Phishing for Personal Info
Same scam, different techniques
Somethings never get old and stealing information is one of those things. Phishing is commonly done through email, but times have changed so much since the first iteration of the World Wide Web. We’re practically on a whole new playing field, with new rules and gadgets. It’s a good idea to stay informed and prevent cybercrimes.
Phishing comes in a variety of nauseating flavors, all of them are bad for your bank accounts and credit score. The most basic of phishing is email phishing. If you’re using an older email service, phishing emails might make it into your main inbox and out of morbid curiosity, you open it up – stop right there and don’t open it up. Fishy emails should be discarded on-sight. Even if it’s an important email and not a phishing scam, then you can simply recover the wrongly deleted email before it is auto-deleted from your email’s trash.
Phishing relies on your personal information. With more personal info on hand, scammers are more likely to socially engineer their way into your money. That’s why you should remove your personal information from the internet using a service like Wiperts. With Wiperts, your personal information is cleaned from online search engines and social media, making it harder for scammers to coax you using previously obtained information. Someone who calls you out of the blue, but seems to know you too well, is probably trying to get something from you. Be wary of strangers and old acquaintances who know too much about your personal life and simply pass it off as information gleaned from social media. They’ve done their research and are trying to become artificially closer to you and your money.
With important emails, verify the sender’s email address and other contact details. This is important to make sure you’re communicating with the right person. Simply searching the email in your email’s search bar should pull up other emails from the same address. Using CTRL+F to match character for character is also a good way to make sure the emails are exactly the same. When in doubt, it’s okay to call. Large transactions carried out via wire transaction should always be triple checked for authenticity and accuracy. If possible, don’t even deal with bank wires. Face to face is the best way to ensure that money is transferred successfully.
Quick scams and long-haul heists
Always be wary of unknown phone numbers. Whether through call or text message, you should be on your guard. Don’t give out personal information when you can’t hear the other person clearly. Whether you’re in a noisy place or they are, you should be able to hear their voice clearly in order to verify their identity. If possible, use video calling in order to verify and communicate vital information.
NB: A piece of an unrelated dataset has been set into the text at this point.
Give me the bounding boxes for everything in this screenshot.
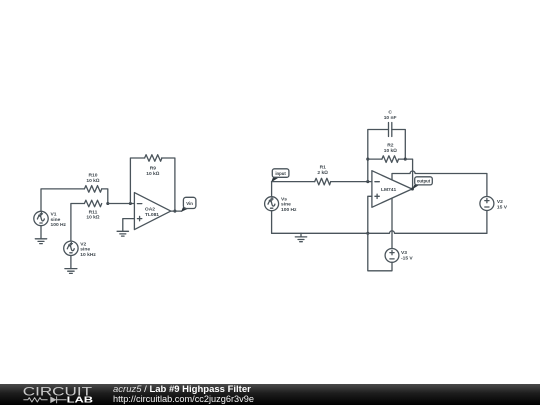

Larger the transaction, the more questions you should ask. Responsible people who want to spend lots of money come prepared with what they need.
Scammers on the other hand create a sense of urgency and demand for fast action, similar to “rip and run” crimes. They act panicked and need your information/money right now, otherwise they’ll be in big trouble. Don’t let their acting cause you to be panicked and worried – that’s what they want in order to throw you off your game. I’m sure you’ve realized by now, but everyone in life is in a hurry to spend your money. This especially includes scammers and choosing beggars. Your money is your money and you shouldn’t feel guilty denying instant gratification to people who can’t afford it on their own dime and time.
Slow, methodical scams build up a sense of rapport and false security. Like someone who marries for money, these heists take a long time to pull off. Once the scammer has their foot in the door, they’ll keep at it until they successfully steal a large amount and whatever else they can. These scams usually snowball into ridiculously large amounts. A small amount is needed at for unbelievably large potential returns. You need to pay a small deposit in order to receive your lottery winnings overseas. It’s a lotto you’ve never heard of, but once you deposit a little bit of pocket change, you’ll be rich. Once that small amount is given, you can kiss that money goodbye. These types of scams get you to invest emotionally and financially. Once you’re in, they make it hard for you to pull out for fear of losing what you’ve already given.
Scams always rely on one thing – your personal information. The more personal information they can get from you, the better. It makes stealing easier and even after you stop giving them money. With your personal information they can still steal as much as they can before moving on. Many institutions won’t try too hard to go after scammers, especially if the money was given over voluntarily (even though the underlying basis was a fraud). Don’t give out your personal information in exchange for too good to be true promises.